Yesterday, on Holy Thursday, we celebrated our Lord Jesus Christ’s final fellowship with His Apostles and Disciples. And in the course of that last evening before His death, our Lord gave us the two great Sacraments of our salvation, of our active participation in the redemption that is won for us this day, Good Friday. These Sacraments are Penance and Reconciliation, and the Sacrament of the Eucharist, our Communion with Christ, and through Him, with God the Father. And in our thanksgiving for these Sacraments, we have noted that they were not just given for our comfort and spiritual sustenance as individuals, but that, in a higher frame of reality, they are the two parts of the sacrifice of Jesus Christ – a sacrifice made for all creation, and for all time. This sacrifice was completed, perfected, and accepted today, on Good Friday, when our Lord suffered and died – when free of any sin, He gave up His Body and Blood, for the salvation of the world.

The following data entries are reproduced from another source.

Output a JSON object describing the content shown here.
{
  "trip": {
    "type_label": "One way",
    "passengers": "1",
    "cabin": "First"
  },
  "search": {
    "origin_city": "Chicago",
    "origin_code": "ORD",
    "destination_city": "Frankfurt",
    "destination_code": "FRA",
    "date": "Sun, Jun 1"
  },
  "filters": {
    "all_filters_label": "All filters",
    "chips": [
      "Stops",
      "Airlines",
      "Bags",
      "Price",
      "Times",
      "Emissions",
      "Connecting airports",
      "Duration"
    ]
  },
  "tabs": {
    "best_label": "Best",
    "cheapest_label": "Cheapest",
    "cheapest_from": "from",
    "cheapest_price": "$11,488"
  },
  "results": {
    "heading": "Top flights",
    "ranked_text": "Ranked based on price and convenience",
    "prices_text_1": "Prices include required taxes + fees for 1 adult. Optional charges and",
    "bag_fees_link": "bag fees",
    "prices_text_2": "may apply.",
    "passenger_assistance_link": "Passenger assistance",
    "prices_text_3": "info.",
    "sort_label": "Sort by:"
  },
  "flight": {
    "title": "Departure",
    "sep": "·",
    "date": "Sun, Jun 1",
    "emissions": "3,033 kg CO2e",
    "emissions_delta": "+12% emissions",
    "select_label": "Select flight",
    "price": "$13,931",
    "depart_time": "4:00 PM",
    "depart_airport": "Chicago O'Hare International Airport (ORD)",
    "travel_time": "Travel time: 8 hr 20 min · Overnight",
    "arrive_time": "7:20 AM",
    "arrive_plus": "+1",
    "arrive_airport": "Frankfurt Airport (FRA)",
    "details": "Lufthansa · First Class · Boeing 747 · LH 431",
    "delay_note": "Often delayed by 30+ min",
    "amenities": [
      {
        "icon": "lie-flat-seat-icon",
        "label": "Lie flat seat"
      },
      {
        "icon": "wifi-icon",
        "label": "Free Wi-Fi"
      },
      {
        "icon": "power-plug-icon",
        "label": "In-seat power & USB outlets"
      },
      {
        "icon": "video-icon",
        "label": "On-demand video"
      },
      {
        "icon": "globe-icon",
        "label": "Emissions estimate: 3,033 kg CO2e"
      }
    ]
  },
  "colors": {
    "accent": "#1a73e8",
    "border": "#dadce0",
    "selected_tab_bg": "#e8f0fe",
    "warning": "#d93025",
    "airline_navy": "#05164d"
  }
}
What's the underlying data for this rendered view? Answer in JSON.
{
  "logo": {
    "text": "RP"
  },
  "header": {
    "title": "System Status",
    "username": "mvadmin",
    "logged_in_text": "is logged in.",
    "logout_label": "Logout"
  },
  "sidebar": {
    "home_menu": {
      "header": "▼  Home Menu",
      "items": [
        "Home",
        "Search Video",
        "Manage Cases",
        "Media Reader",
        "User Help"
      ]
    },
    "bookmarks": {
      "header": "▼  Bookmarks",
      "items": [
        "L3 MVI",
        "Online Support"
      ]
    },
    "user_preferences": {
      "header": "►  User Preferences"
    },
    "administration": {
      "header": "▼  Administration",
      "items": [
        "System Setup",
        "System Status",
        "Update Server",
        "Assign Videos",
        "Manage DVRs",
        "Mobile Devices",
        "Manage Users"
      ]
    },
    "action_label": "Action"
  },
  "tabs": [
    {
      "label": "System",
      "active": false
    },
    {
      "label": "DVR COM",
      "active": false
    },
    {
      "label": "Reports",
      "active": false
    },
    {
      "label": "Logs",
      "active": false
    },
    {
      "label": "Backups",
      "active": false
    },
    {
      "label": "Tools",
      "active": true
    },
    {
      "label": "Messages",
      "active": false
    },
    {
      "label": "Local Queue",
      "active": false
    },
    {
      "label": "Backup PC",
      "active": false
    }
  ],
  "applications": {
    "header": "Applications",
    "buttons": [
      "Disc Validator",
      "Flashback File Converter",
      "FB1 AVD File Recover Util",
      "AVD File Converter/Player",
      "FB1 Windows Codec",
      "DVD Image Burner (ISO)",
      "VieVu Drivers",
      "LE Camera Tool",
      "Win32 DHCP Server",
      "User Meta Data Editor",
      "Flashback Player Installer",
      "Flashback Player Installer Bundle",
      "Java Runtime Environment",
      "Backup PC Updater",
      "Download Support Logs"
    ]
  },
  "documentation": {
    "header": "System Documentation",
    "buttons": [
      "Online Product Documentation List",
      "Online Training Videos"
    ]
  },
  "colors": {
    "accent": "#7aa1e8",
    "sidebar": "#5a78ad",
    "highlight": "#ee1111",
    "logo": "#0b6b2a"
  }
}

This evening, as we proceed to venerate the Holy Cross upon which the Savior Jesus Christ died, and as we fortify our hearts and souls with His Body, given even on this day of His death, since we need Him today as much as any day – as we join in humble contemplation of our Lord, facing and suffering His own death, let us first confess our total dependence on this death which He offered for us. He is the Way, the only Way we can reach through our own deaths, and enter into the Kingdom He has established. Therefore, we embrace the event, we embrace the circumstances of His Passion – we venerate His Name, His Holy Cross – we kiss the wounds which He suffered, and which bled for us. We remember, we honor, and choose every year to be moved to the depths of our souls by these events surrounding the death of Jesus Christ. For we know, that deep I their mystery lies the mystery of our own redemption and the seed of our salvation.

Now, having confessed as one People our total dependence on the all-winning death and love of our Savior Jesus Christ, let us open our beings to the grace with which He fills us, the grace of His own Holy Spirit, and let us be filled, once more, with the only hope worth having – that hope which passes through death and is victorious on the other side - the hope we share, made real in the glorious Resurrection of our Lord on Easter morning - His final triumph, for Himself and for us, over the first fruit of sin, which is death. As Holy Scripture proclaims:

Christ was raised from the dead by the glory of the Father, that we too, might walk in newness of life.

For if we have been united with him in a death like his, we shall certainly be united with him in a resurrection like his.